Texas's "State Sculptor," Covelle Jones

We spent the morning of our last full day a few miles outside Granbury on the  Iron Eagle Ranch of a sculptor, Mr Covelle Jones. Covelle (as he prefers to be called) lives in two weathered wooden buildings brought together from elsewhere and now fitted  snugly together. They made me think I was back in the 1890s and walking up to  a Texas saloon and grocery store. I counted over a dozen handguns, rifles and shotguns in both his living and working area. He warned us that all were loaded and at any minute he might have to grab one to go after a pesky cougar recently prowling the neighborhood. 

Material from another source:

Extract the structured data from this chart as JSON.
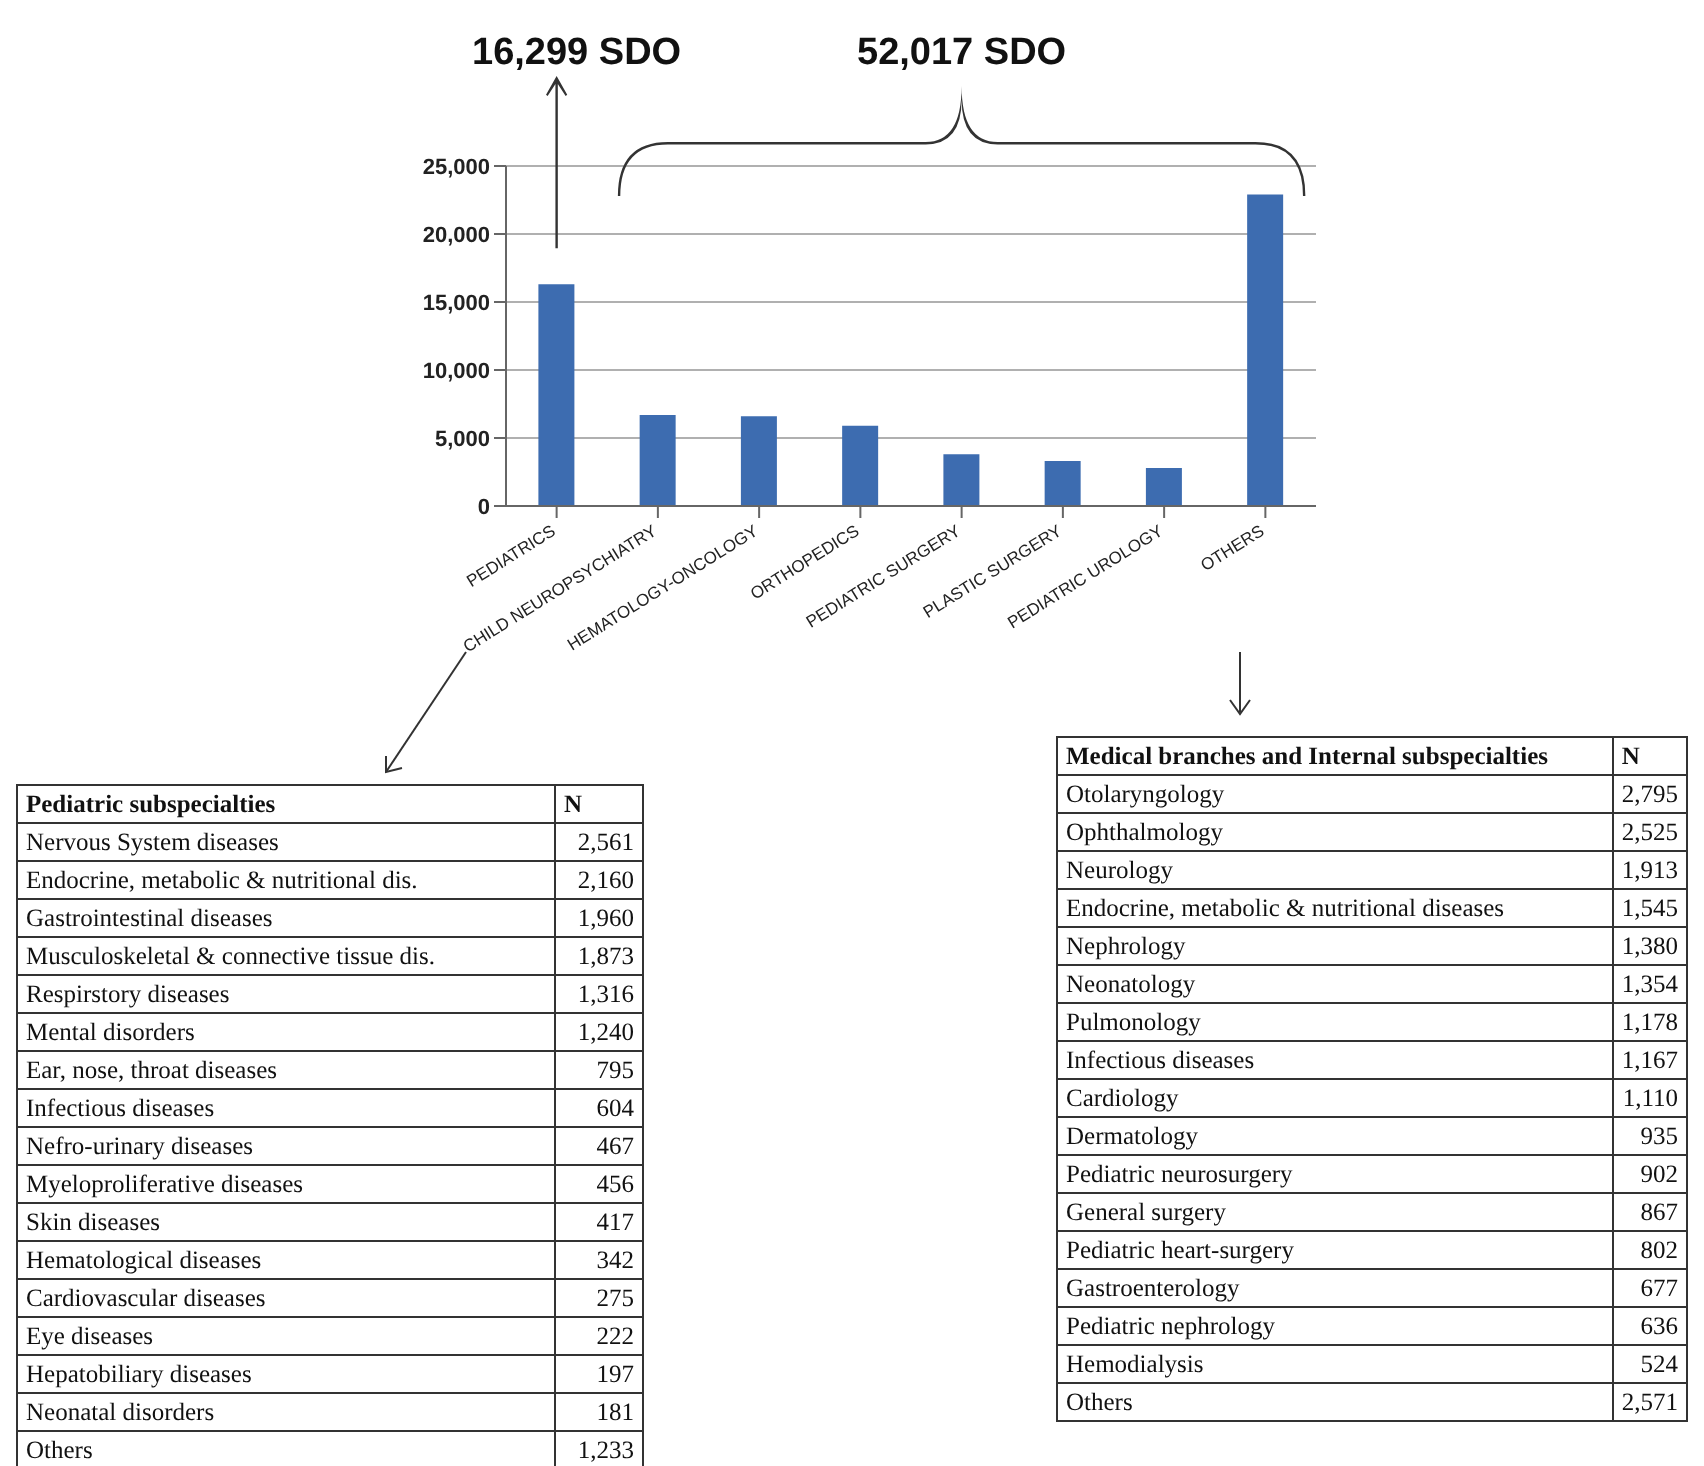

Covelle  had just completed a commissioned, exquisitely detailed two foot high wax model of a Texas Ranger. Numbered bronzes will soon flow from molds, with proceeds used to benefit a charity dear to these legendary State policemen. Depicted, at the insistence of the Rangers, was Chuck Norris, star of  “WALKER, TEXAS RANGER,” a TV series produced in nearby Irving where our two sons live. “WALKER” and Chuck Norris fans might not be pleased to learn that real Texas Rangers are uniformly clean-shaven, do not use non-standard shotguns, do not draw their pistols cross handed or put spurs on the wrong foot. Covelle was a gracious, winning host,  generous with his time. . A visit to his small herd of Longhorn cattle was followed by lunch  on his lawn: a Texas barbecue culminating in “dessert tamales.”

Granbury Opera House

That final evening we went to the restored 19th Century Granbury Opera House, now in its 25th year of new life. This theater includes a year-round professional company which performs 46 weeks. In the summer, college interns room in a dorm near the theater. The Opera House took its modern form in 1975 under Managing Director Jo Ann Miller who held her position for 21 seasons and is  held in awe by present staff. We elderhostlers had enjoyed an on-site lecture and tour of the Opera House two days earlier. On Friday we watched current Managing Director, Ms.. Marty Van Kleeck and her co-star, Pam Dougherty, a favorite in theaters in Dallas and Fort Worth, acting in “A COUPLA WHITE CHICKS SITTING AROUND TALKING,” by John Ford Noonan.